# Beaver Blade



## tjp (Feb 17, 2004)

Just picked up one of these instead of a hedge trimmer attachment for my new Stihl. Figured I would save a bunch of $$ if it worked well on the heavy duty brush I need to clear every year. Anyone have some experience with one? Looks like it could get some serious work done. Could cause some serious injury too...

http://www.mfgsupply.com/m/c/BBB008.html?mv_pc=Froogle


----------



## Trail Ninja (Sep 25, 2008)

Yup, worked pretty good on wood but sucked really bad on anything else. I found the if it moved (as in brush or grass) the saw wouldn't cut it. If you have a bunch of tiny trees that need to be trimmed from beside the trail, one inch or bigger, it will be useful. You'll get lots of practise sharpening a saw too. It's almost impossible not to hit the ground with it.

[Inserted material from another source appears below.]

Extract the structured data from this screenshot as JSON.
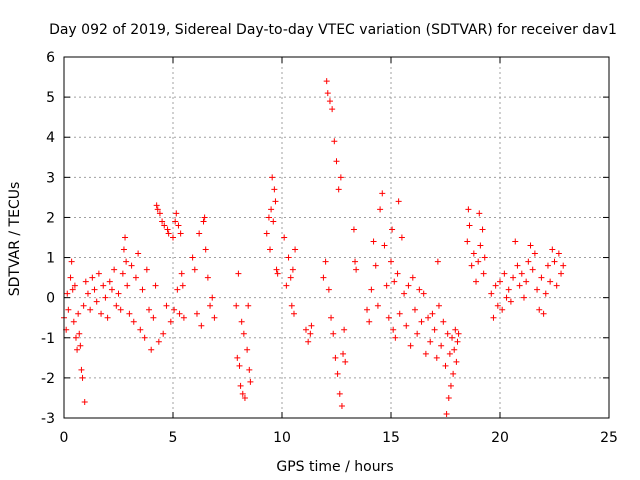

You'll probably still want the hedge trimmer attachment as well.


----------



## tjp (Feb 17, 2004)

Thanks for the heads-up, that's king of what I thought. Thinking the beaver blade will be perfect for reaching in and hacking brush near the base on the upslope side, then next year the trimmer will be perfect for keeping the new growth back.


----------



## Trail Ninja (Sep 25, 2008)

I'm just thinking here and I'm not sure if I'm right. You have a choice of a 7" or 9" blade. I've used a chain saw for brushing (do as i say and not as I do,.. don't use a chainsaw for brushing) and it worked way better than the 7" "beaver" blade I used. I'll bet the 9" blade would work better than the 7" on smaller stuff. More blade will hit the stems before they have a chance to bounce out of the way.


----------



## tjp (Feb 17, 2004)

Yeah, I did the chansaw thing for the initial clearing about 3 years ago. I got really good at putting the chain back on, and filing burrs off the guide teeth or whatever they are so the chain would fit back into the slot on the bar. Will never do that again...that was a long day.


----------



## TrailMasonJones (Apr 24, 2011)

I find a normal 8 tooth brush blade to be the best for up to 1" and find that the 80 tooth blades work good for up to about 3" I have tryed the beaver and found it lacking mutch prefer nice cheep Echo blade.


----------